Шрифт:
Интервал:
Закладка:
— Так точно.
Собака обежала дощечки с цифрами, выхватила дощечку с цифрой «пять» и показала ее публике.
— С ума сойти, — пробормотал Сивчук, — действительно работает. Ты глянь, Антонина Никодимовна! А, Николай Терентьич? Гипнотизм, что ли?
Но Вишняков уже сам вошел в азарт.
— Пусть она из девяти отнимет три, — орал он, упершись ладонями в барьер, — эй, хозяин, из девяти три!
— Шесть, — визжал Сивчук, — ты глянь, шесть! А? Шесть. И показывает! А четыре и четыре может? Ну-ка! А из двух один? Эй, хозяин, пусть помножит!
Под конец номера с друзьями произошел маленький казус. Антонина сразу поняла, в чем дело; ей сделалось так смешно, что на глазах выступили слезы.
Собака знала алгебру.
Ни Вишняков, ни Сивчук алгебры не знали. Собака извлекала корень и возводила в степень. Вишняков и Сивчук сидели молча — оскорбленные. А в антракте повар сказал Антонине:
— Выходит, образованнее нас?

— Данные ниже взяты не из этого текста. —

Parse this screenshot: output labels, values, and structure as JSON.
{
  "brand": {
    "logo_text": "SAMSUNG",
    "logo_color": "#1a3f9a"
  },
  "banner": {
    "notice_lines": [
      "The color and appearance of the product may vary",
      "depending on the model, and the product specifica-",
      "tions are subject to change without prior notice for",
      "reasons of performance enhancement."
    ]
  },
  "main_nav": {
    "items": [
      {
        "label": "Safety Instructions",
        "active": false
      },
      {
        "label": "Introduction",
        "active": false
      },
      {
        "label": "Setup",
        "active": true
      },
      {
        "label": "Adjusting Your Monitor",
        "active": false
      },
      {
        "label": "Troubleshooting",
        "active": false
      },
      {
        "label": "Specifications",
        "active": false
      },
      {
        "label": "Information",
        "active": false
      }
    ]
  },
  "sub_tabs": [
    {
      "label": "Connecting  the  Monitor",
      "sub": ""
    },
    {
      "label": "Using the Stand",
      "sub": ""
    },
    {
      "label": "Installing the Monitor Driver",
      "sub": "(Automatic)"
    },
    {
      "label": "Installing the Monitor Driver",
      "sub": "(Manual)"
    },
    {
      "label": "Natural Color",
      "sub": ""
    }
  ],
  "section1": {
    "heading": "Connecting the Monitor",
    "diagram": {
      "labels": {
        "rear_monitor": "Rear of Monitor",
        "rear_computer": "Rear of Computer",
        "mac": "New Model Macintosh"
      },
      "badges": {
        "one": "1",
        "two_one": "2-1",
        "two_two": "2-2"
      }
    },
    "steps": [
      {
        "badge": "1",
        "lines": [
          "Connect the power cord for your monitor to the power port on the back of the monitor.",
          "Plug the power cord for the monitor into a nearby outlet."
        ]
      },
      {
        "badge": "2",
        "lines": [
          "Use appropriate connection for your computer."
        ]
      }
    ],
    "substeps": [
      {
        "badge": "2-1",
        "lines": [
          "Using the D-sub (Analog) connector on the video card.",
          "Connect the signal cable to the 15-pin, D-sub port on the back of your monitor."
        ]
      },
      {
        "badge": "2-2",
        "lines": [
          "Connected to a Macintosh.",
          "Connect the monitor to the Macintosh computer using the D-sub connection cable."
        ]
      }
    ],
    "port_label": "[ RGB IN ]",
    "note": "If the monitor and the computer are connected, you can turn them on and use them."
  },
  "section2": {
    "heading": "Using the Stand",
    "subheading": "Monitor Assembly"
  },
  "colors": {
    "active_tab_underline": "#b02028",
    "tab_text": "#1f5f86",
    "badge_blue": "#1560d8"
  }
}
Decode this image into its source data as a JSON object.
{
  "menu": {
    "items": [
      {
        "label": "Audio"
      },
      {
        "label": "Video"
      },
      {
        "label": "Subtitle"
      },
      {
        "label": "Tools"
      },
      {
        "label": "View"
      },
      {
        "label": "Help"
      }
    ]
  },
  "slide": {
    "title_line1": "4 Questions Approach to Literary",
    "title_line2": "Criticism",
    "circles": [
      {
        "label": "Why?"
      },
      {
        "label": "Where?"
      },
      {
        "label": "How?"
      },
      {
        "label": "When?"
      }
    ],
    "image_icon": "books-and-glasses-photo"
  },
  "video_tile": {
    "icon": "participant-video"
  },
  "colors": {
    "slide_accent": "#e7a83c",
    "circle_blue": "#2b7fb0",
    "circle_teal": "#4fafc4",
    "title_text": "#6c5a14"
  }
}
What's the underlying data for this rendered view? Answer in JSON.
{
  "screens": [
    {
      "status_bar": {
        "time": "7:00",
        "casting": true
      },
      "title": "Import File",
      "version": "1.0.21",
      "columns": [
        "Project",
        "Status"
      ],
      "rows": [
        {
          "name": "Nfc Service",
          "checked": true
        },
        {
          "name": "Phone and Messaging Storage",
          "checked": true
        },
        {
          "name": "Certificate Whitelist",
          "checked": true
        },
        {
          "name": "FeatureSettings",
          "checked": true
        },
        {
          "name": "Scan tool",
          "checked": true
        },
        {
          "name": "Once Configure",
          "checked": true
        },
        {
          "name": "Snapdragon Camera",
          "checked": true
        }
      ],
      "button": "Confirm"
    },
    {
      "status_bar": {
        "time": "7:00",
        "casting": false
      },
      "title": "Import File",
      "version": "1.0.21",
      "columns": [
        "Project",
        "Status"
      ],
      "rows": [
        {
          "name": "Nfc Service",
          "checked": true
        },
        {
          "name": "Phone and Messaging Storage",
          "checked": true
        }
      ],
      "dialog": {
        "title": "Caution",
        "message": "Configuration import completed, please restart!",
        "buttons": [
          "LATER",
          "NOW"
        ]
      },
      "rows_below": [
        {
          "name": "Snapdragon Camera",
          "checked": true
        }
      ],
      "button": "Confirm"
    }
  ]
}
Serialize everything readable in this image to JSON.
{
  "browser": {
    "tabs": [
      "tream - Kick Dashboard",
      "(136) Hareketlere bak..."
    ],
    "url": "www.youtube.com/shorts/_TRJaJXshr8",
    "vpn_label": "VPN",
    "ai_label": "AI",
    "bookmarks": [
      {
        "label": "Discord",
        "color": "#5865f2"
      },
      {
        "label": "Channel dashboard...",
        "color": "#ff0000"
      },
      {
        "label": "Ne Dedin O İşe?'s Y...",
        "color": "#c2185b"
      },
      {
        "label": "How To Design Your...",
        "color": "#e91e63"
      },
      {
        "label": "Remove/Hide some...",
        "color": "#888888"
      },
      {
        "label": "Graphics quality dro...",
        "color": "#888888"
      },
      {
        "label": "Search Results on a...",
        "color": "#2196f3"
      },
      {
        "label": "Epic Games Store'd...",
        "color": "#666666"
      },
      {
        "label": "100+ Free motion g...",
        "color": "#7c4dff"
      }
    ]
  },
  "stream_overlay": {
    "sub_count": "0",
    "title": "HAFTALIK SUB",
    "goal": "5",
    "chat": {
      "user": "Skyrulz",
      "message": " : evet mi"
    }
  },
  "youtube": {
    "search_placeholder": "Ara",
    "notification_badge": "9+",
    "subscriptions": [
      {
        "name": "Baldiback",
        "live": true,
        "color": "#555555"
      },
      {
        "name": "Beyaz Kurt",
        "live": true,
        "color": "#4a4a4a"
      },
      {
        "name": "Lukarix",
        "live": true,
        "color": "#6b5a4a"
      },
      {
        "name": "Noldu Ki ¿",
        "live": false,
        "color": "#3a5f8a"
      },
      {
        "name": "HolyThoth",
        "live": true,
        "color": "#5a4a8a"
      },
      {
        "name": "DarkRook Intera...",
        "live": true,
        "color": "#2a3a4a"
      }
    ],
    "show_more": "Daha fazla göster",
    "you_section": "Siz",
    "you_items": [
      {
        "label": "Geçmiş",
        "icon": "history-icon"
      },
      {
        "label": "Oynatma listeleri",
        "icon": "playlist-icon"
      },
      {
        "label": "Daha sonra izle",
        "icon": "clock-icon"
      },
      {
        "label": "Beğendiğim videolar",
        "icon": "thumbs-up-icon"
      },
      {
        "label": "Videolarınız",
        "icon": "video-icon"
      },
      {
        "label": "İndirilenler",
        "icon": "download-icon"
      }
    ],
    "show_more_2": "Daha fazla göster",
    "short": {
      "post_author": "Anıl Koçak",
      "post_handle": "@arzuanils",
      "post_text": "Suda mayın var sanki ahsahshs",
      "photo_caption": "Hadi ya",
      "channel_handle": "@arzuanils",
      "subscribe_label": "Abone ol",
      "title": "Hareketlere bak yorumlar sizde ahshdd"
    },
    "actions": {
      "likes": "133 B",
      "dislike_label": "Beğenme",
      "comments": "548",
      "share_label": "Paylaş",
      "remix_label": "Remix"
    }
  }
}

Ты как считаешь, Леонтий Матвеич? — И погодя добавил, улыбаясь в усы: — Недаром она с нами разговаривать не хотела. Тоже — Тобик! По имени и отчеству ее надо, а не Тобик…
В антракте они опять гуляли по фойе и опять заглядывали «туда», за таинственную решетку. «Там» ходили люди в ярких костюмах, топтались и фыркали лошади, сидела, как давеча, собака-математик.
— Сахару дам, — позвал Сивчук, — эй ты, дурашка!
Но собака не шевельнулась.
— Плевать ей на твой сахар, Леонтий Матвеич, — сказал повар, — ее небось после работы коньяком поят.
Им стало весело.
Своих текстильщиц они нашли возле буфета. Расположившись в углу табунком, текстильщицы ели мороженое и над чем-то смеялись.
— Хорошего аппетита, — сказал Сивчук, — прохлаждаетесь?
— Прохлаждаемся.
— Может, и нам пивком побаловаться, Николай Терентьич?
— Отчего же не побаловаться? — рассудительно ответил повар. — Побаловаться всегда можно. А Антонину Никодимовну мы угостим мороженым.
Пантомима произвела на повара и Сивчука совершенно потрясающее впечатление. Антонина блаженствовала, глядя на них обоих, да и ей самой очень нравилось.
Страшный пират в черной полумаске ездил на великолепном коне; гремели выстрелы; пылала крестьянская хижина; удары грома сотрясали все здание цирка; ночной мрак раскалывала голубая молния; вот ранили крестьянскую лошадь, и она трогательно захромала; вот потащили живого поросенка; вот, отстреливаясь на ходу, промчался галопом через арену рыжебородый помощник Черного пирата…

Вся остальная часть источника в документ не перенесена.